Del resto, le aziende “ad alto potenziale” (quelle indicate testualmente dall’articolato del decreto) fondamentalmente non hanno problemi di capitalizzazione e difficilmente sarebbero liete di avere lo Stato come Socio.
Quindi il Fondo ha come obbiettivo l’aiuto ad imprese che non hanno bisogno di quel tipo di aiuto.
Verrebbe da chiedersi, poi, chi e secondo quale metodo deciderà quali sono le “imprese ad alto potenziale” o quelle che “generano esternalità positive per il Paese” oggetto del decreto? Come farà questo burocrate illuminato a sapere quale impresa sarà determinante per il futuro della nazione? E se fosse così abile da vederci un’opportunità di remunerazione, perché non dovrebbe investirci per conto suo? Come del resto i privati chiamati ad arricchire il plafond da un miliardo.
Chi ci dice, a questo punto, che non corriamo il rischio di veder impiegati questi soldi dei contribuenti italiani per accontentare le pressioni politiche provenienti da associazioni di categoria, gruppi di consenso o “cacicchi” locali?
Il precedente del Patrimonio Rilancio
Una cosa del genere insomma, c’era da aspettarsela piuttosto da un Governo statalista, dirigista e, infatti, l’aveva già fatta Giuseppe Conte tre anni fa.
Si chiamava Patrimonio Rilancio, ricavava i fondi da Cassa Depositi e Prestiti e metteva a disposizione oltre quaranta miliardi di euro. Di cosa ne è stato di quello strumento, quanto sia stato speso, si sa ben poco. Ciò che sappiamo è che esiste ancora, non ha prodotto effetti benefici e ne abbiamo appena creato un doppione in miniatura, però questo si chiama “sovrano”. È vero.
Quote di minoranza dello Stato in società strategiche
Lo Stato Italiano già possiede quote di minoranza in società strategiche che realizzano decine di miliardi di utili – Ferrovie, Poste, Leonardo, Eni, Enel, Fincantieri – com’è giusto che sia in una economia avanzata.

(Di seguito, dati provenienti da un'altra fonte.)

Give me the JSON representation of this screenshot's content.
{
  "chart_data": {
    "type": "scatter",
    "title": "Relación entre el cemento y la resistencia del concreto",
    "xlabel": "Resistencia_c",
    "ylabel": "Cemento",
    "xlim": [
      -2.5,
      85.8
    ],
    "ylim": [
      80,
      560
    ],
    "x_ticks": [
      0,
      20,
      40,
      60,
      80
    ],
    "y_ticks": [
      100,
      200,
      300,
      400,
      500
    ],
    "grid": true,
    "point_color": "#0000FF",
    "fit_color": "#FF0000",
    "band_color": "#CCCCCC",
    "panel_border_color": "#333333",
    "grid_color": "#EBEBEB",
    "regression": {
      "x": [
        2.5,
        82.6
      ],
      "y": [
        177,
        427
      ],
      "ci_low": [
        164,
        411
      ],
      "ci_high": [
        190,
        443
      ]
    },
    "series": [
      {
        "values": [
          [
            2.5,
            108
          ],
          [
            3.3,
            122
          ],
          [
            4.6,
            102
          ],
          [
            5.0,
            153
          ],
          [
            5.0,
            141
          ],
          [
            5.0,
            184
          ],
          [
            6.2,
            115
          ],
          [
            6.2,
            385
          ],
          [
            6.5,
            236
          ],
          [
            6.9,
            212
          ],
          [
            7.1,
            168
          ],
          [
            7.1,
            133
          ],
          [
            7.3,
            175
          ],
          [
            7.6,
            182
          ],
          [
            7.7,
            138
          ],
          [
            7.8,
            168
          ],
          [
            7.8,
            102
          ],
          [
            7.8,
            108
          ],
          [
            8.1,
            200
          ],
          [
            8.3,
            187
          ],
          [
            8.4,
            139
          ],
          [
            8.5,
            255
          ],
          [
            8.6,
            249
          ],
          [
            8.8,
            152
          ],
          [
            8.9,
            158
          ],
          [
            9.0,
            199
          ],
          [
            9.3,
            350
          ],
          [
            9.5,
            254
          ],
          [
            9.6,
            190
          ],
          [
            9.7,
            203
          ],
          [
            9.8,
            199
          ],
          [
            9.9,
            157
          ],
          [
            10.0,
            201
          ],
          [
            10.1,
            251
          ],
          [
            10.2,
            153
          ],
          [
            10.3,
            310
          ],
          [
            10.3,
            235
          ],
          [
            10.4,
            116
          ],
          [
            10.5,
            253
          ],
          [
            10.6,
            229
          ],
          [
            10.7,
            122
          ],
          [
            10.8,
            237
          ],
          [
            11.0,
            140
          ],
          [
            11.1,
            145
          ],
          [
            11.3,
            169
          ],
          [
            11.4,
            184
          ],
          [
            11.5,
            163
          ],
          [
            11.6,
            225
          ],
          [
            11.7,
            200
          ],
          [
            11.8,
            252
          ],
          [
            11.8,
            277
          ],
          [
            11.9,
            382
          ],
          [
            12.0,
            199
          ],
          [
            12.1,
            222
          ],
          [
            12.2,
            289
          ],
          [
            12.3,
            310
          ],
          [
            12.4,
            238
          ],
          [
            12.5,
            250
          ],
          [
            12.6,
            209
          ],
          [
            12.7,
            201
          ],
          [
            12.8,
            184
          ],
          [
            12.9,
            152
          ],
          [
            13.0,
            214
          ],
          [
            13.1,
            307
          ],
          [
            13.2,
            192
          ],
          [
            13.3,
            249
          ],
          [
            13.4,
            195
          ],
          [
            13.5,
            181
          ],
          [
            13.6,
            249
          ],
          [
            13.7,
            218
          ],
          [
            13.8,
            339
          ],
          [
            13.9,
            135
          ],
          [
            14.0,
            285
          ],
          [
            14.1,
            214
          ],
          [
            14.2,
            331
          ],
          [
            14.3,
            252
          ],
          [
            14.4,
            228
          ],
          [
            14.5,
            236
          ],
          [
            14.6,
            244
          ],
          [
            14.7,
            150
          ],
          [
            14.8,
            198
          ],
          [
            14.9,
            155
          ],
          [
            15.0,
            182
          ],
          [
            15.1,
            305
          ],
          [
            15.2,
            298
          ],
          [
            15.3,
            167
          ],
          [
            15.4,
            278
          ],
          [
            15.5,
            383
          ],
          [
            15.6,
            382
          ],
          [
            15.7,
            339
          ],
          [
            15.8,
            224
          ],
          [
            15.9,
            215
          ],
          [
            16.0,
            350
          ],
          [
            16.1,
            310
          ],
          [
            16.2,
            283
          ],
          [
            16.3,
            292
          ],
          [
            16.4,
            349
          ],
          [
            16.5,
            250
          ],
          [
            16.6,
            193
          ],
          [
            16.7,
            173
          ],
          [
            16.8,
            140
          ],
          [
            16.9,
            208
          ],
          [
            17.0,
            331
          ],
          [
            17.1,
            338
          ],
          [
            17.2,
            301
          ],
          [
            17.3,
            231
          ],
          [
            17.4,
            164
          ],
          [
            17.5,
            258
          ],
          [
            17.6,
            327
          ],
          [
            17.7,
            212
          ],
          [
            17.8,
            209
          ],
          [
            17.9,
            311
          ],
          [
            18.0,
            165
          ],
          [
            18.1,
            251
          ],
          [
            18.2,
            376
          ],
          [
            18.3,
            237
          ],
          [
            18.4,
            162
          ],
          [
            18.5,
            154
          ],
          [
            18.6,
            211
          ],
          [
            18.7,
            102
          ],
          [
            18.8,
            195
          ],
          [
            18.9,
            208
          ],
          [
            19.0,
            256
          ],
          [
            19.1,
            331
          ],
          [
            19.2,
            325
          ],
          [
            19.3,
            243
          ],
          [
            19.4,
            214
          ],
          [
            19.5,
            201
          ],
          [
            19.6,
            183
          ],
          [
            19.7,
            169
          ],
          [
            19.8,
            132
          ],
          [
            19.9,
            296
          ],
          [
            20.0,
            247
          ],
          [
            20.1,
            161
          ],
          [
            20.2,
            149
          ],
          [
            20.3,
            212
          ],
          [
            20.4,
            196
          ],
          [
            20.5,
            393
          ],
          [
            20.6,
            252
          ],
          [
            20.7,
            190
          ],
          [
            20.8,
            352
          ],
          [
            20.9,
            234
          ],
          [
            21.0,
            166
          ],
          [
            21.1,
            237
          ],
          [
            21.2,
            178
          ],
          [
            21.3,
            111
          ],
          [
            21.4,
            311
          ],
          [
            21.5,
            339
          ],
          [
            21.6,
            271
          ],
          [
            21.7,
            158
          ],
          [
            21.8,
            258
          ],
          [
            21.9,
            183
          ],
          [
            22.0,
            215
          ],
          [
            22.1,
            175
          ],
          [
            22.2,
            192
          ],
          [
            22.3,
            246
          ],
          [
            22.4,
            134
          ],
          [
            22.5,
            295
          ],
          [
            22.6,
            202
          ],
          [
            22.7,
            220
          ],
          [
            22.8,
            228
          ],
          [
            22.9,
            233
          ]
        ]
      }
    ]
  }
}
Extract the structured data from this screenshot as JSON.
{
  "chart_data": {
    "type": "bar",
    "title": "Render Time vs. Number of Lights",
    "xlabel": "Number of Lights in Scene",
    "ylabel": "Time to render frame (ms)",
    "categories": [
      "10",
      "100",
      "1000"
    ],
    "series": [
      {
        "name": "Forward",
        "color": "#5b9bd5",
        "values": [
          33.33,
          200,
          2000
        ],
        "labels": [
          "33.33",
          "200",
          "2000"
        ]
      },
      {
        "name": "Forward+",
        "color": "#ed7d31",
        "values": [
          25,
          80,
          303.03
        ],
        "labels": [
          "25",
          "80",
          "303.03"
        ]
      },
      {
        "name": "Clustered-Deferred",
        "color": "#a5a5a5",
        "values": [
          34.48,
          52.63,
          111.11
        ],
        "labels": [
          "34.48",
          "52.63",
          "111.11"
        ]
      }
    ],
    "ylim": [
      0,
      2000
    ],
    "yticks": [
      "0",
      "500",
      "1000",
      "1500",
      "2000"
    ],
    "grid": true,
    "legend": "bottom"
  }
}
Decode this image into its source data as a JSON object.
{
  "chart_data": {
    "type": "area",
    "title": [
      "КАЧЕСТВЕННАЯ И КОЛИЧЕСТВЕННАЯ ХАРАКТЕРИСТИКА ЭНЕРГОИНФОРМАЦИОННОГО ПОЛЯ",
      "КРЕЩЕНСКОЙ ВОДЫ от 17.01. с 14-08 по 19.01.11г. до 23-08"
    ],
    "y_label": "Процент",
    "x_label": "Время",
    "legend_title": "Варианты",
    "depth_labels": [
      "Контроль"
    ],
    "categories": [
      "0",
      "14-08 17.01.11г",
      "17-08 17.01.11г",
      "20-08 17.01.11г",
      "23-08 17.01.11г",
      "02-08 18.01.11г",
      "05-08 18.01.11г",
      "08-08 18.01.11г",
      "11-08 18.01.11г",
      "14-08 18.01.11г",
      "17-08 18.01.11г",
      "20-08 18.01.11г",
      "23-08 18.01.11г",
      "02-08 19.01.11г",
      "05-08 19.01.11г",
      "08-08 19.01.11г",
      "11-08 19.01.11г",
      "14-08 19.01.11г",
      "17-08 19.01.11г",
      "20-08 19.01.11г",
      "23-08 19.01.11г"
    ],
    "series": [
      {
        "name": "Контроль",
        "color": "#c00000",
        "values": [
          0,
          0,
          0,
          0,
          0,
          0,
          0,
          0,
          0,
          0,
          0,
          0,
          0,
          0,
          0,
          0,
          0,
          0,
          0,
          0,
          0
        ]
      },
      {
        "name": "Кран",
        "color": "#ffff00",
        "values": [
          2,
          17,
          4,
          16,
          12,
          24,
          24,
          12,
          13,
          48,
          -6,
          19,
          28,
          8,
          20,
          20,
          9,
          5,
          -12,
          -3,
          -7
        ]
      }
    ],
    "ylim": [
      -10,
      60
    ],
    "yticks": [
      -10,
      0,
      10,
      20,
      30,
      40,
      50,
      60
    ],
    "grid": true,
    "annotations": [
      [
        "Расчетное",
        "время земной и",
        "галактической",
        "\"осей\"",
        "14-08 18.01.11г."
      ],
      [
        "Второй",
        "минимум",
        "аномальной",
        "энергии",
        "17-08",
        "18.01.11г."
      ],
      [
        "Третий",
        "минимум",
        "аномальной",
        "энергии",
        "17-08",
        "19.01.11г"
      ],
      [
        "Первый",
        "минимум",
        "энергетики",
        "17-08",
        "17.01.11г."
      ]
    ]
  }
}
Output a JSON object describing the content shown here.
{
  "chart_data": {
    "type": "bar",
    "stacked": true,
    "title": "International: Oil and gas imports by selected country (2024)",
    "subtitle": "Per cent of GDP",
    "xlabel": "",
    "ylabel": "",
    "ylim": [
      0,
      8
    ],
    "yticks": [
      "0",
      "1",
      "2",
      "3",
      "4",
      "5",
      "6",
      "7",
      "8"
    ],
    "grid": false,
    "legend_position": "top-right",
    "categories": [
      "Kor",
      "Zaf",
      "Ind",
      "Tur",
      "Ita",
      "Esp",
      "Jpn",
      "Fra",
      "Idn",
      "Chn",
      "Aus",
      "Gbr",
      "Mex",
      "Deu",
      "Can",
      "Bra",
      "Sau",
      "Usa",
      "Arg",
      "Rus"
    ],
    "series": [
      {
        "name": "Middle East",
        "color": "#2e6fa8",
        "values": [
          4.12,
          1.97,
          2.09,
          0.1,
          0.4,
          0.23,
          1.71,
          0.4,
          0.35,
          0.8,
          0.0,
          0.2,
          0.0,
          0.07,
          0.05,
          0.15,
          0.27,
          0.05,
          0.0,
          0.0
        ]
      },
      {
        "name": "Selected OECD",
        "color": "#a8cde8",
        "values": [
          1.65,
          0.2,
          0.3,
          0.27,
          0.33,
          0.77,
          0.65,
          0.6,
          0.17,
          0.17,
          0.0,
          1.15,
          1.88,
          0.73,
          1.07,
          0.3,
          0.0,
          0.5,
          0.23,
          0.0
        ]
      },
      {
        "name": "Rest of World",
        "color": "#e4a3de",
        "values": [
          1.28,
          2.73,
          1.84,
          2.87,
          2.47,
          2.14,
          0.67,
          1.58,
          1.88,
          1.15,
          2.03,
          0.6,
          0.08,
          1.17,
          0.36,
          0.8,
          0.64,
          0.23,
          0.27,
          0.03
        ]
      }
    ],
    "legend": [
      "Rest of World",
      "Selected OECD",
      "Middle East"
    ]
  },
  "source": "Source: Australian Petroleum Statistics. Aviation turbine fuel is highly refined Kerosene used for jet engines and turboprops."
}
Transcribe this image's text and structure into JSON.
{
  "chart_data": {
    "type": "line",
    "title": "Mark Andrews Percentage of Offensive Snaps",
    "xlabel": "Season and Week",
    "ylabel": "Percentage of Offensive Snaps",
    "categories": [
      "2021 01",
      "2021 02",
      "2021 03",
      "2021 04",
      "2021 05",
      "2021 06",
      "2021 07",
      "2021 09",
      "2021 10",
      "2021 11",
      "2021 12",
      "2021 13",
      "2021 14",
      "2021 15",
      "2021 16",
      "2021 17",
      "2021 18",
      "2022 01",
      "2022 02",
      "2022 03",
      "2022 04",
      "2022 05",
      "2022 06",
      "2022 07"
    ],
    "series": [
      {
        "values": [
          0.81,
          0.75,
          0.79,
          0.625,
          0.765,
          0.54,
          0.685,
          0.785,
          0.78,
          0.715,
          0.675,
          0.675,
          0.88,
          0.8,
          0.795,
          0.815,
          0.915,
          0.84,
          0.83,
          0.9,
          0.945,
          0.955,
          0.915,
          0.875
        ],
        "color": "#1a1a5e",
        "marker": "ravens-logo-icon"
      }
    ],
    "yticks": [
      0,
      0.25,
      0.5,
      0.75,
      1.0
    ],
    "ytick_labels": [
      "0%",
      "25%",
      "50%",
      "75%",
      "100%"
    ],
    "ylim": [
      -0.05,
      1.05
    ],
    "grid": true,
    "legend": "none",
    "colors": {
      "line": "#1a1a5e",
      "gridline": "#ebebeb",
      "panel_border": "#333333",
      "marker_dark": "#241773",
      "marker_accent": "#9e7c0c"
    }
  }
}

E il nostro ordinamento già prevede strumenti collaudati per apportare capitale e favorire partnership pubblico-privato, basti citare Cdp Equity e il Fondo Strategico Italiano. Non è stato fatto niente di migliorativo quindi.
L’attesa riforma del mercato dei capitali è ferma
In Senato, inoltre, è ferma da tempo la riforma del mercato dei capitali, che contiene una serie di semplificazioni per rendere più agevole l’ingresso in Borsa delle piccole-medie imprese. Perché le imprese che hanno intenzione di crescere preferiscono usare il mercato, piuttosto che un fondo “sovrano”.
Ed è nelle dinamiche di mercato che entra in gioco il fattore attrattivo del Made in Italy, perché la presenza e l’influenza imprenditoriale italiana nel mondo esistono già, anche senza fondo sovrano. Sono queste imprese i veri ambasciatori nel mondo del Made in Italy.
Un Fondo Sovrano/Sovietico alimentato con credito venduto al risparmio, potrebbe essere anzi dannoso per le nostre eccellenze leader nelle esportazioni e nell’innovazione, che si vedrebbero ridurre credito disponibile.
Le imprese dallo Stato non si aspettano investimenti nel capitale di rischio, ma semplificazioni, sgravi, servizi di qualità, giustizia civile efficiente.
Per dare risposta ai nostri campioni del Made in Italy e futuri tali non serve nostalgia dell’Unione Sovietica o del Ministero delle Partecipazioni Statali, ma ricordarsi quale è il ruolo delle casse statali nella struttura produttiva italiana: operare un supporto pubblico selettivo agli investimenti orientati alla crescita.